El aceite de orujo de oliva es un producto que se obtiene a partir de los subproductos del proceso de extracción del aceite de oliva. Este proceso ha evolucionado a lo largo de más de un siglo, convirtiéndose en una parte esencial de la industria oleícola. A continuación, exploramos cómo se lleva a cabo este proceso y su importancia en la producción de aceite de oliva.
Historia y Evolución del Proceso
El proceso de extracción del aceite de orujo de oliva fue ideado en 1882 en Puente Genil, Córdoba, por Emilio Reina Montilla. Junto al ingeniero francés Lemonier, instalaron la primera extractora dedicada a este proceso, que sirvió de modelo para el desarrollo de otras extractoras en la región. A lo largo de los años, el proceso ha sido perfeccionado, convirtiéndose en una pieza
clave para el aprovechamiento total de la aceituna.
Este método no solo ha permitido maximizar el uso de la aceituna, sino que también ha contribuido a un ciclo de producción más sostenible y eficiente, reduciendo el desperdicio y aprovechando al máximo los recursos disponibles.

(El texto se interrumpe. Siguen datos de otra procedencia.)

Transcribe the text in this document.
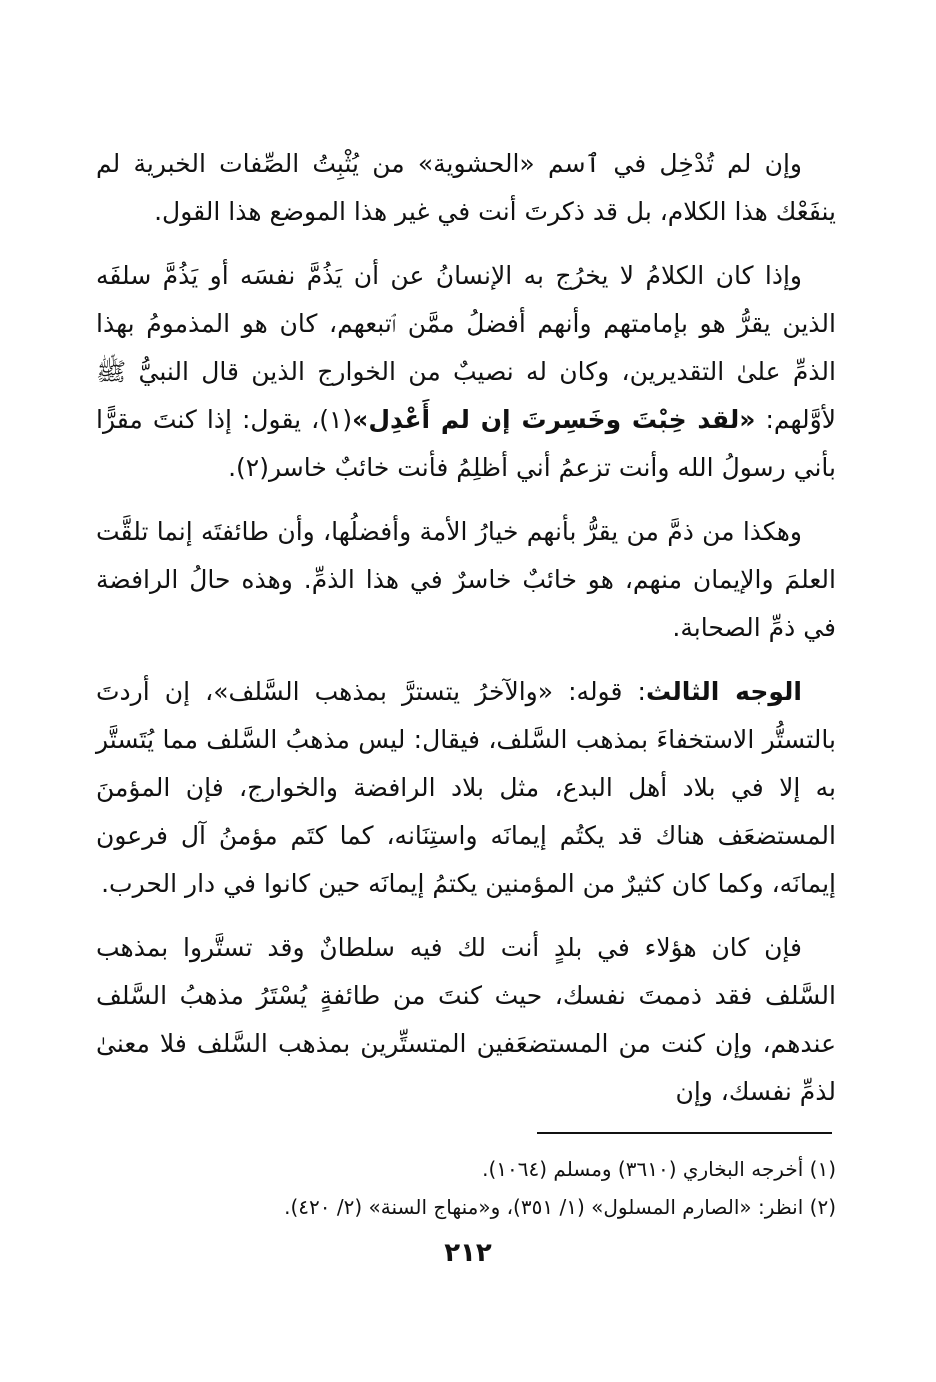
وإن لم تُدْخِل في ٱسم «الحشوية» من يُثْبِتُ الصِّفات الخبرية لم ينفَعْك هذا الكلام، بل قد ذكرتَ أنت في غير هذا الموضع هذا القول.

وإذا كان الكلامُ لا يخرُج به الإنسانُ عن أن يَذُمَّ نفسَه أو يَذُمَّ سلفَه الذين يقرُّ هو بإمامتهم وأنهم أفضلُ ممَّن ٱتبعهم، كان هو المذمومُ بهذا الذمِّ علىٰ التقديرين، وكان له نصيبٌ من الخوارج الذين قال النبيُّ ﷺ لأوَّلهم: «لقد خِبْتَ وخَسِرتَ إن لم أَعْدِل»(١)، يقول: إذا كنتَ مقرًّا بأني رسولُ الله وأنت تزعمُ أني أظلِمُ فأنت خائبٌ خاسر(٢).

وهكذا من ذمَّ من يقرُّ بأنهم خيارُ الأمة وأفضلُها، وأن طائفتَه إنما تلقَّت العلمَ والإيمان منهم، هو خائبٌ خاسرٌ في هذا الذمِّ. وهذه حالُ الرافضة في ذمِّ الصحابة.

الوجه الثالث: قوله: «والآخرُ يتسترَّ بمذهب السَّلف»، إن أردتَ بالتستُّر الاستخفاءَ بمذهب السَّلف، فيقال: ليس مذهبُ السَّلف مما يُتَستَّر به إلا في بلاد أهل البدع، مثل بلاد الرافضة والخوارج، فإن المؤمنَ المستضعَف هناك قد يكتُم إيمانَه واستِنَانه، كما كتَم مؤمنُ آل فرعون إيمانَه، وكما كان كثيرٌ من المؤمنين يكتمُ إيمانَه حين كانوا في دار الحرب.

فإن كان هؤلاء في بلدٍ أنت لك فيه سلطانٌ وقد تستَّروا بمذهب السَّلف فقد ذممتَ نفسك، حيث كنتَ من طائفةٍ يُسْتَرُ مذهبُ السَّلف عندهم، وإن كنت من المستضعَفين المتستِّرين بمذهب السَّلف فلا معنىٰ لذمِّ نفسك، وإن

(١) أخرجه البخاري (٣٦١٠) ومسلم (١٠٦٤).

(٢) انظر: «الصارم المسلول» (١/ ٣٥١)، و«منهاج السنة» (٢/ ٤٢٠).

٢١٢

Detalles del Proceso de Extracción
El proceso comienza con la molturación de la aceituna, de la cual aproximadamente el 20% del zumo extraído se convierte en aceite de oliva en sus tres variedades. El 80% restante se convierte en orujo graso húmedo o alpeorujo, compuesto por agua, piel, hueso y restos de aceite.

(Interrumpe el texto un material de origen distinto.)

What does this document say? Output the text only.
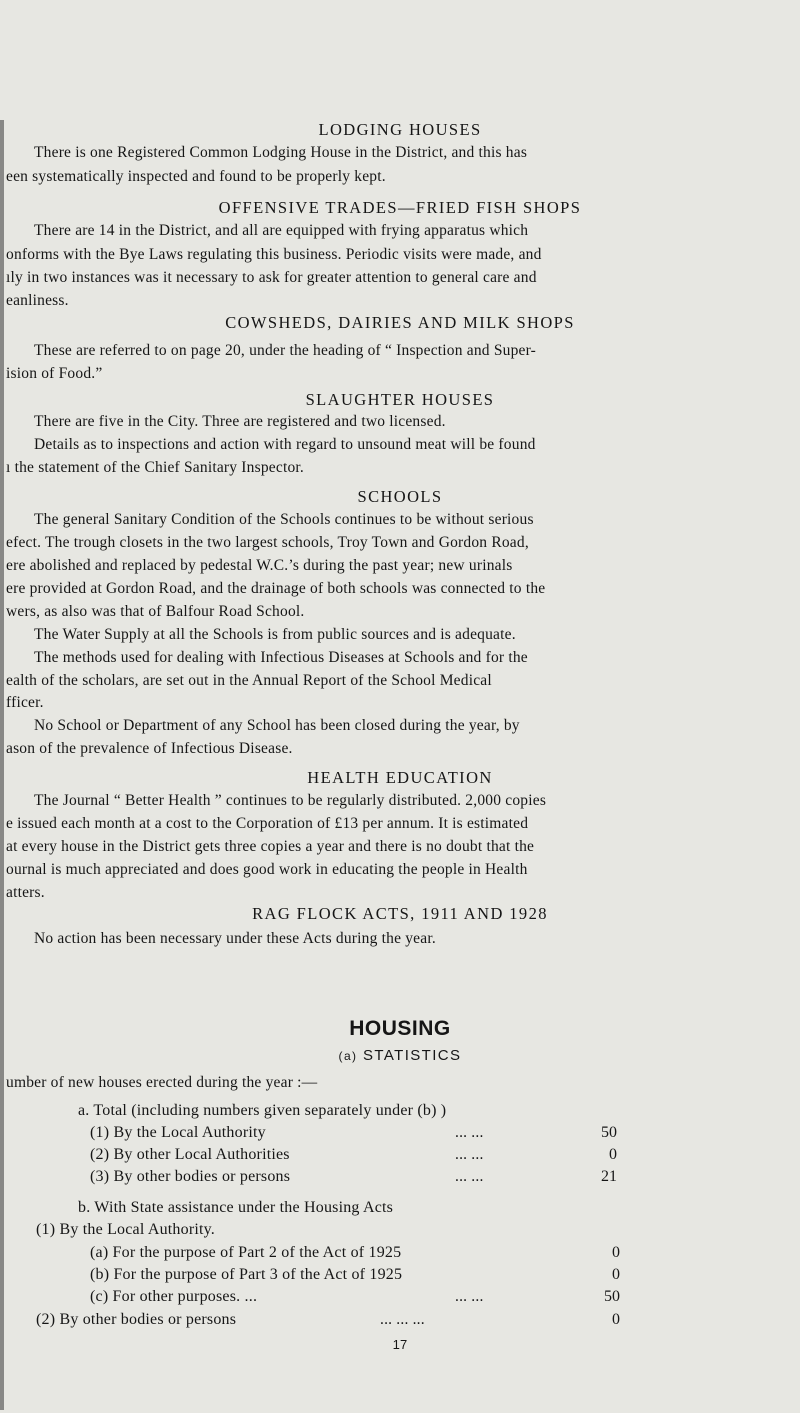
LODGING HOUSES
There is one Registered Common Lodging House in the District, and this has
een systematically inspected and found to be properly kept.
OFFENSIVE TRADES—FRIED FISH SHOPS
There are 14 in the District, and all are equipped with frying apparatus which
onforms with the Bye Laws regulating this business. Periodic visits were made, and
ıly in two instances was it necessary to ask for greater attention to general care and
eanliness.
COWSHEDS, DAIRIES AND MILK SHOPS
These are referred to on page 20, under the heading of “ Inspection and Super-
ision of Food.”
SLAUGHTER HOUSES
There are five in the City. Three are registered and two licensed.
Details as to inspections and action with regard to unsound meat will be found
ı the statement of the Chief Sanitary Inspector.
SCHOOLS
The general Sanitary Condition of the Schools continues to be without serious
efect. The trough closets in the two largest schools, Troy Town and Gordon Road,
ere abolished and replaced by pedestal W.C.’s during the past year; new urinals
ere provided at Gordon Road, and the drainage of both schools was connected to the
wers, as also was that of Balfour Road School.
The Water Supply at all the Schools is from public sources and is adequate.
The methods used for dealing with Infectious Diseases at Schools and for the
ealth of the scholars, are set out in the Annual Report of the School Medical
fficer.
No School or Department of any School has been closed during the year, by
ason of the prevalence of Infectious Disease.
HEALTH EDUCATION
The Journal “ Better Health ” continues to be regularly distributed. 2,000 copies
e issued each month at a cost to the Corporation of £13 per annum. It is estimated
at every house in the District gets three copies a year and there is no doubt that the
ournal is much appreciated and does good work in educating the people in Health
atters.
RAG FLOCK ACTS, 1911 AND 1928
No action has been necessary under these Acts during the year.
HOUSING
(a) STATISTICS
umber of new houses erected during the year :—
a. Total (including numbers given separately under (b) )
(1) By the Local Authority	... ...	50
(2) By other Local Authorities	... ...	0
(3) By other bodies or persons	... ...	21
b. With State assistance under the Housing Acts
(1) By the Local Authority.
(a) For the purpose of Part 2 of the Act of 1925	0
(b) For the purpose of Part 3 of the Act of 1925	0
(c) For other purposes. ...	... ...	50
(2) By other bodies or persons	... ... ...	0
17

Este orujo graso húmedo se somete a un proceso de extracción y refinado para obtener el aceite de orujo de oliva. Finalmente, se mezcla con una proporción de aceite de oliva virgen o virgen extra, lo que le confiere sus características finales. Este proceso permite obtener un producto de calidad que puede ser utilizado en diversas aplicaciones culinarias e industriales.
Importancia y Sostenibilidad
El sector orujero desempeña un papel crucial en la cadena de producción de aceites procedentes del olivar. Al permitir el aprovechamiento del 100% de la aceituna, contribuye a una producción más sostenible y respetuosa con el medio ambiente.
Además, el uso de subproductos para la producción de aceite de orujo de oliva reduce el impacto ambiental de la industria oleícola, al minimizar los residuos y maximizar el uso de los recursos naturales. Este enfoque no solo beneficia al medio ambiente, sino que también ofrece un producto versátil y rentable para el mercado.